The Evil One

Chapter 2

The Town Isn't Dead

John hadn't been to a lot of towns in his nine years, but he knew a town in trouble when he saw it. And this one was in trouble. As he walked through the gate he noticed that no one was watching the gate, even though there was a guardhouse there, with a huge axe leaning against it. The streets were dirty, wagons lay on their sides or upside-down, every door and window was shut and bolted. And it was quiet. Very quiet.

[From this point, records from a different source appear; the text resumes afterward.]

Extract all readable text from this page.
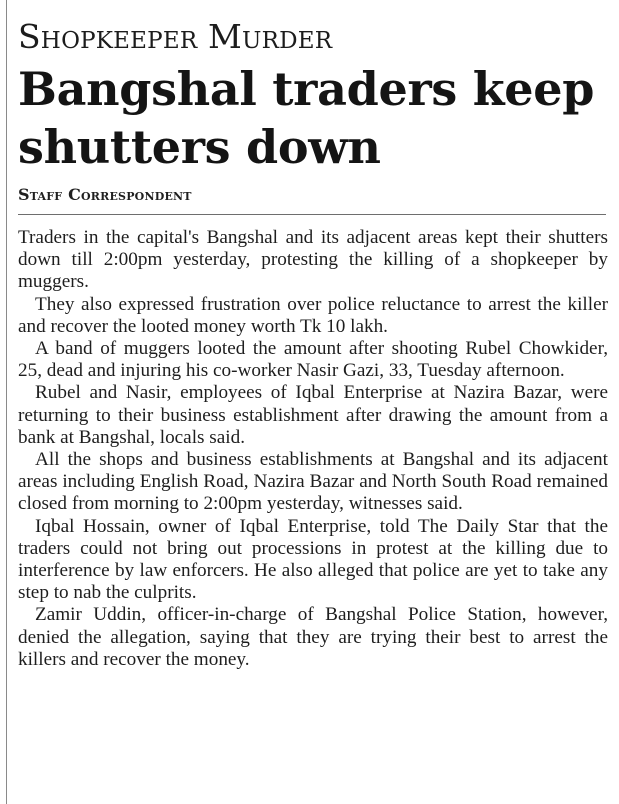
Shopkeeper Murder
Bangshal traders keep shutters down
Staff Correspondent

Traders in the capital's Bangshal and its adjacent areas kept their shutters down till 2:00pm yesterday, protesting the killing of a shopkeeper by muggers.

They also expressed frustration over police reluctance to arrest the killer and recover the looted money worth Tk 10 lakh.

A band of muggers looted the amount after shooting Rubel Chowkider, 25, dead and injuring his co-worker Nasir Gazi, 33, Tuesday afternoon.

Rubel and Nasir, employees of Iqbal Enterprise at Nazira Bazar, were returning to their business establishment after drawing the amount from a bank at Bangshal, locals said.

All the shops and business establishments at Bangshal and its adjacent areas including English Road, Nazira Bazar and North South Road remained closed from morning to 2:00pm yesterday, witnesses said.

Iqbal Hossain, owner of Iqbal Enterprise, told The Daily Star that the traders could not bring out processions in protest at the killing due to interference by law enforcers. He also alleged that police are yet to take any step to nab the culprits.

Zamir Uddin, officer-in-charge of Bangshal Police Station, however, denied the allegation, saying that they are trying their best to arrest the killers and recover the money.
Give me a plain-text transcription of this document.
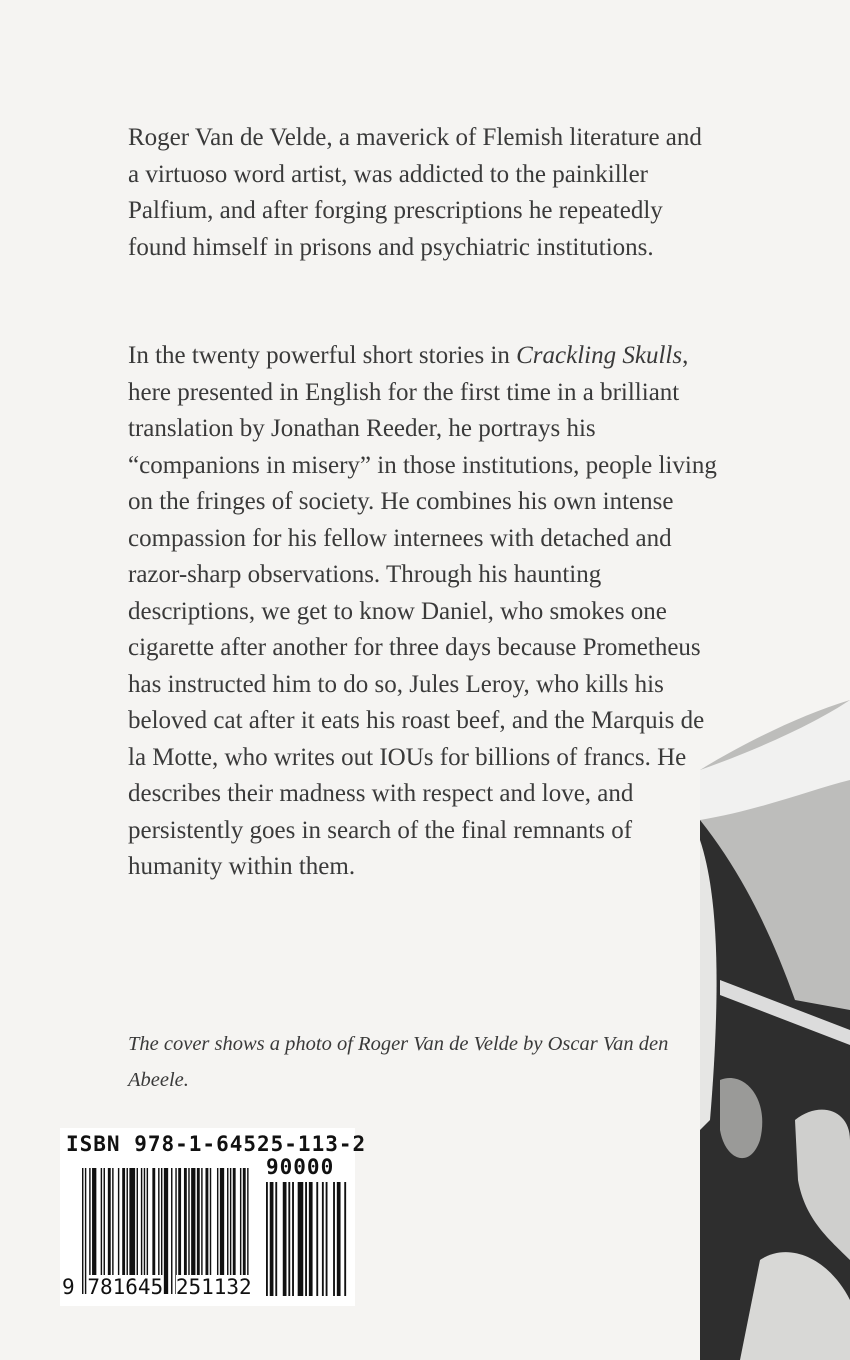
Roger Van de Velde, a maverick of Flemish literature and a virtuoso word artist, was addicted to the painkiller Palfium, and after forging prescriptions he repeatedly found himself in prisons and psychiatric institutions.
In the twenty powerful short stories in Crackling Skulls, here presented in English for the first time in a brilliant translation by Jonathan Reeder, he portrays his “companions in misery” in those institutions, people living on the fringes of society. He combines his own intense compassion for his fellow internees with detached and razor-sharp observations. Through his haunting descriptions, we get to know Daniel, who smokes one cigarette after another for three days because Prometheus has instructed him to do so, Jules Leroy, who kills his beloved cat after it eats his roast beef, and the Marquis de la Motte, who writes out IOUs for billions of francs. He describes their madness with respect and love, and persistently goes in search of the final remnants of humanity within them.
The cover shows a photo of Roger Van de Velde by Oscar Van den Abeele.
ISBN 978-1-64525-113-2
90000
9 781645 251132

John continued what he thought was the main street. Every once in a while he thought he felt someone's eyes on him, but by the time he turned to look, they'd be gone. If they were ever there to begin with. This town is a mess, he thought. Broken glass was all over the place, dead flowers drooped from broken flower pots, and the street was filled with pieces of burned wood.

"Hello," John shouted, but his voice just echoed. A few crows on top of a building jumped up, flapped their wings a few times, and settled back down. "Hello," he said again, "I'm supposed to help somebody. A sign showed the way to get here...." John stopped, realizing how foolish he sounded. He was thirsty. And hungry.

And almost as if he'd asked for it there appeared, on a doorstep, a tray with a glass and some bread. He looked up to see if he could see who put it there, but there wasn't anybody, at least anybody he could see. He went over to the doorstep, sat down, and picked up the bread. It was fresh, sort of. He ate it, then lifted up the cup.

He thought it had water in it (Coke was too much to hope for), but it didn't. It had wine. He knew it was wine from the sips he'd taken from his parents' glasses, and it wasn't something he wanted to drink. So he ate the bread, which at least quieted the rumbling in his stomach.

He heard the sound before he realized he heard it, and when he heard it he thought it was his stomach again. But it wasn't. It was sound between a belch, a fart, a hyena's laugh, and a squeaky bat. Around the corner came a cart pulled by a horse that looked like it was ready to fall over at any moment. The cart made the strange sound, its wheels tilted at an angle, the canopy over the bed of the cart swaying back and forth like palm trees in a tropical breeze. The canopy itself was made up of dirty clothes stitched together with string. And under the canopy sat what looked like a bunch of old torn clothes. Except that they moved. Slowly.

"Whoa!! Stop!!" The horse kept on moving, ignoring the voice (the hyena's laugh part of the noise). A head popped up, looked at John but didn't say anything, then turned back to the horse and said, again, in a high-pitched voice, ""I said stop the cart!!" The horse finally slowed down and looked back at the head, and John could swear he heard the horse say (but he wouldn't bet his life on it) "Is this good enough, or do you want me to go another foot or so?" The horse didn't really look like it wanted to go anywhere at all.

The head shook the rags off itself and a dwarf emerged, about three feet high, with an incredibly long filthy beard. "Pardon my appearance, kind knight, but...." and here he made a gesture that seemed to John to look like a hiccup with a burp at the end. He didn't know what it meant, but he nodded anyway and waited.

"I suppose you've come to see the king?" John shrugged and said, "Have I?" "There's no other reason to come to this town, especially since..." But here the dwarf bit his lip and shut up, and the horse, looking back again, shook its head as if it hadn't one good thought about the dwarf the entire time he'd known him.

"Especially since what?" John asked, eating up the last crumb of bread.

"Nothing, nothing," the dwarf said. "It's nothing at all." He looked around himself as if it were the finest day he'd ever seen. "Well, would you like to see the king?"

"I suppose I should," John said, and started to walk off. The horse started, too, and the dwarf, taken by surprise, fell over. The horse, John thought (but he wouldn't bet his life on it), smiled.